D: Michael Bay
S: Bruce Willis, Billy Bob Thornton, Ben Affleck
It is a bitter testimony to contemporary American cinema that a film as poor as Armageddon can be excused with the honest comment, "Well, at least it's not as bad as Deep Impact." Yet this is the natural first reaction. Michael Bay's overdirected, hyperkinetic, big budget B movie has the benefit of having been released in the wake of a film so dire and uninvolving that the bloated excess of special effects and action sequences come as a welcome relief. Thankfully, we are not treated to hours of histrionics on the part of uninteresting characters. Here, we don't really have characters, just a bunch of one dimensional caricatures. To be fair, the film is well aware of its shortcomings, and from the opening scenes, it is careful to ensure that we don't have time to worry about them.
Bay's camera rarely sits still, even in the establishing scenes portraying the NASA command centre, and it becomes more frantic as the action reaches its climax. Conjoined with the almost subliminal speed of the editing, the film eventually proceeds in a blur of sound and vision which rivals Kubrick's assault on the nerves at the end of 2001, only without the head trip. This is an expensive live action version of the 1980s arcade game "Asteroids", propelled along purely by the presence of ever more threatening and fast moving objects which must be blown to bits or it's game over.
The story concerns the efforts of a group of blue-collar slobs to save the world when a giant asteroid makes directly for the earth. It's the action plot of Deep Impact, only maxed out with outrageous contrivances and an unending series of hilarious explosions in the vacuum of space which send bodies flying to and fro amid rocks, gas plumes and other assorted bits of machinery. Oh there's some perfunctory character conflict stuff surrounding brash young Ben Affleck's relationship with Liv Tyler, implausibly elegant daughter of hard-assed oil driller Bruce Willis, and some miscellaneous vignettes which raise a smile or two, but it's just a springboard for a series of 'hi-octane' action scenes with plenty of greasy close ups and moments of literally apocalyptic jeopardy.

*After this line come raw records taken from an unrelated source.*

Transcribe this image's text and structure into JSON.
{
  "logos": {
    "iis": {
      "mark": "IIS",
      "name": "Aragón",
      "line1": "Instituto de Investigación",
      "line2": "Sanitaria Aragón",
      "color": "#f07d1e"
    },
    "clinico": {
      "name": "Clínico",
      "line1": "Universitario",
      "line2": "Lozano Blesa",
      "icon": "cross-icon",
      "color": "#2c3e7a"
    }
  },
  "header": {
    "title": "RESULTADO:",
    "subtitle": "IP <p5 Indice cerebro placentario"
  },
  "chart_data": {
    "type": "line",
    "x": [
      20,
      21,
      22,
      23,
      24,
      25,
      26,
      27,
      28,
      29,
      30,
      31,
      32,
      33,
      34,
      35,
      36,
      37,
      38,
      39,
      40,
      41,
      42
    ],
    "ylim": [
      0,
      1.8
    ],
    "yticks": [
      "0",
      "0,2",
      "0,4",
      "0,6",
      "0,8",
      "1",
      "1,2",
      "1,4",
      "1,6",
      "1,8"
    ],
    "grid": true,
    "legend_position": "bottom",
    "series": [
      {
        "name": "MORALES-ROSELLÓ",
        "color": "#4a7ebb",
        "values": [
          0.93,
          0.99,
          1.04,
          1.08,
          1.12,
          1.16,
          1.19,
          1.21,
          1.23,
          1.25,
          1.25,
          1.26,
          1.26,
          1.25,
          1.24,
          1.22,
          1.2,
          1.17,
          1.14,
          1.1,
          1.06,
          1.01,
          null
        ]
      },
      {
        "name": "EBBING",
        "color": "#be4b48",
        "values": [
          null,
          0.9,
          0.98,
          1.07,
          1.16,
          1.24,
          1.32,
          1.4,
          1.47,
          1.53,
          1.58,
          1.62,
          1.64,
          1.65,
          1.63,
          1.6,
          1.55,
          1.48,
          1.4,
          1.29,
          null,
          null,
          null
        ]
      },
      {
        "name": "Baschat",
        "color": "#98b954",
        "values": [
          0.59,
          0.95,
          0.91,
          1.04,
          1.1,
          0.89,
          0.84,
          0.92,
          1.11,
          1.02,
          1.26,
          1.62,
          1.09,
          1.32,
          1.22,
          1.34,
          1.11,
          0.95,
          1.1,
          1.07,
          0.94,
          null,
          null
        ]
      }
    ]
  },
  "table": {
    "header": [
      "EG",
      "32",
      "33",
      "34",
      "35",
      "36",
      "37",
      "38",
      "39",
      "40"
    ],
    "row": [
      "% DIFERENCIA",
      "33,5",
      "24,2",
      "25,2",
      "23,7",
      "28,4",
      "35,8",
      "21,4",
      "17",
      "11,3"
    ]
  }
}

The dialogue is mouthed with straight-faced abandon by a cast of actors who appear to be having varying levels of fun. Steve Buscemi makes the most of the showy comedy role, with Peter Stormare giving a surprising turn as the token Russian cosmonaut in this typically all American disaster flick (the rest of the world is but a series of picturesque cutaways). Willis spouts some terrific old-fashioned John Wayneisms without a trace of irony and Affleck works hard to appear as cool and sweaty as possible. Tyler is largely a decorative token female, a reward for the brave men risking their lives to save the planet. Thornton gives the most dignified performance as the tense NASA supervisor, but it comes from another movie entirely.
The constant references to Star Wars and Looney Tunes say more for the aesthetic influences of the film than needed to be said, and this is far from something to take seriously. Luckily, you don't have to, and it barrels away merrily for two hours without ever becoming boring. Ridiculous yes, but never boring. But even by the standards of recent disaster films (Twister, Dante's Peak, etc), this is weak. It holds together just long enough for you to decide whether or not to go with it, and peppers the build up with plenty of explosions just in case you are in any doubt that the big fireworks will come. It is all mounted with the standard level of technical prowess and despite the rib-ticklingly impossible heroics, it's a cartoonish dumbfest if you switch off the higher brain functions and let it go about its business. Unfortunately it is not canny enough to really push your buttons like Independence Day and its relentless visual and aural excitation all too obviously mask a woeful script. In essence, it's a sad, laughable, moronic action blockbuster designed for Summertime consumption and immediate excretion. But then, what did you expect?